В своей работе убийства общество как бы слилось в одно целое с жарой, изнуряющей на походе, с солнцем, обезображивающим трупы, со снегом, засыпающим в горах колонны беженцев («Снега Килиманджаро»), с болезнями и «ловушками физиологии» («Прощай, оружие!»). Было уже просто неприлично верить в то, что общество есть соединенная сила людей, защищающая каждого из них от разрушительных и смертоносных природных процессов. Куда более убедительным казался противоположный вывод: общество вступило в сговор со всеми силами, разрушающими жизнь человека и других крупных млекопитающих.
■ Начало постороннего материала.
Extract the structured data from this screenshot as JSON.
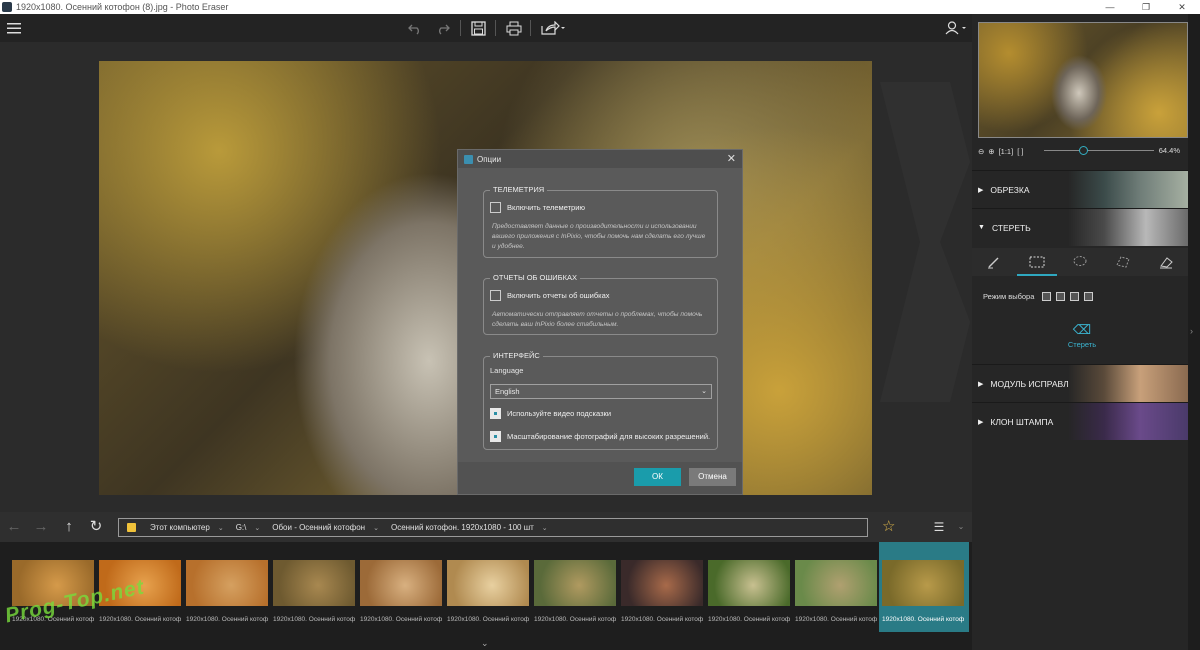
{
  "window": {
    "title": "1920x1080. Осенний котофон (8).jpg - Photo Eraser",
    "controls": [
      "—",
      "❐",
      "✕"
    ]
  },
  "toolbar": {
    "icons": [
      "menu-icon",
      "undo-icon",
      "redo-icon",
      "save-icon",
      "print-icon",
      "share-icon",
      "user-icon"
    ]
  },
  "dialog": {
    "title": "Опции",
    "telemetry": {
      "legend": "ТЕЛЕМЕТРИЯ",
      "checkbox_label": "Включить телеметрию",
      "checked": false,
      "description": "Предоставляет данные о производительности и использовании вашего приложения с InPixio, чтобы помочь нам сделать его лучше и удобнее."
    },
    "errors": {
      "legend": "ОТЧЕТЫ ОБ ОШИБКАХ",
      "checkbox_label": "Включить отчеты об ошибках",
      "checked": false,
      "description": "Автоматически отправляет отчеты о проблемах, чтобы помочь сделать ваш InPixio более стабильным."
    },
    "interface": {
      "legend": "ИНТЕРФЕЙС",
      "language_label": "Language",
      "language_value": "English",
      "video_hints_label": "Используйте видео подсказки",
      "video_hints_checked": true,
      "hidpi_label": "Масштабирование фотографий для высоких разрешений.",
      "hidpi_checked": true
    },
    "ok_label": "ОК",
    "cancel_label": "Отмена"
  },
  "navbar": {
    "breadcrumb": [
      "Этот компьютер",
      "G:\\",
      "Обои - Осенний котофон",
      "Осенний котофон. 1920x1080 - 100 шт"
    ]
  },
  "filmstrip": {
    "caption": "1920x1080. Осенний котоф",
    "selected_index": 10,
    "thumbs": [
      {
        "c1": "#9a6a2a",
        "c2": "#d59a4a"
      },
      {
        "c1": "#c06a1a",
        "c2": "#e7a24e"
      },
      {
        "c1": "#b7702c",
        "c2": "#d5a060"
      },
      {
        "c1": "#6e5a30",
        "c2": "#a88850"
      },
      {
        "c1": "#9c6a38",
        "c2": "#d8b080"
      },
      {
        "c1": "#b08a50",
        "c2": "#e8d0a0"
      },
      {
        "c1": "#5a6a3a",
        "c2": "#b09a60"
      },
      {
        "c1": "#3a2a2a",
        "c2": "#a86a4a"
      },
      {
        "c1": "#4a6a2a",
        "c2": "#c8c090"
      },
      {
        "c1": "#6a8a4a",
        "c2": "#b0a070"
      },
      {
        "c1": "#7a6a2a",
        "c2": "#b89a4a"
      }
    ],
    "watermark": "Prog-Top.net"
  },
  "right_panel": {
    "zoom_value": "64.4%",
    "sections": {
      "crop": "ОБРЕЗКА",
      "erase": "СТЕРЕТЬ",
      "repair": "МОДУЛЬ ИСПРАВЛЕНИЯ",
      "clone": "КЛОН ШТАМПА"
    },
    "mode_label": "Режим выбора",
    "erase_button": "Стереть"
  }
}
На одной стороне оказались люди, лошади, мулы, на другой — холода, зной, грязь, болезнетворные бактерии, пулеметы, гаубицы, войсковые соединения разных размеров и многочисленные институты, поддерживающие «естественный ход событий».

Не было сомнения в том, что все орудия войны приводятся в действие людьми, но не было сомнения и в том, что миллионы солдат, которые образуют войсковые соединения и заставляют действовать пулеметы и гаубицы, вовсе не имеют желания убивать. Участники первой мировой войны, как никогда остро, переживали ощущение, испытанное, по-видимому, свидетелями некоторых прошлых войн и точно переданное Толстым: «Одна мысль за все это время была в голове Пьера… Кто же это, наконец, казнил, убивал, лишал жизни… И Пьер чувствовал, что это был никто. Это был порядок, склад обстоятельств».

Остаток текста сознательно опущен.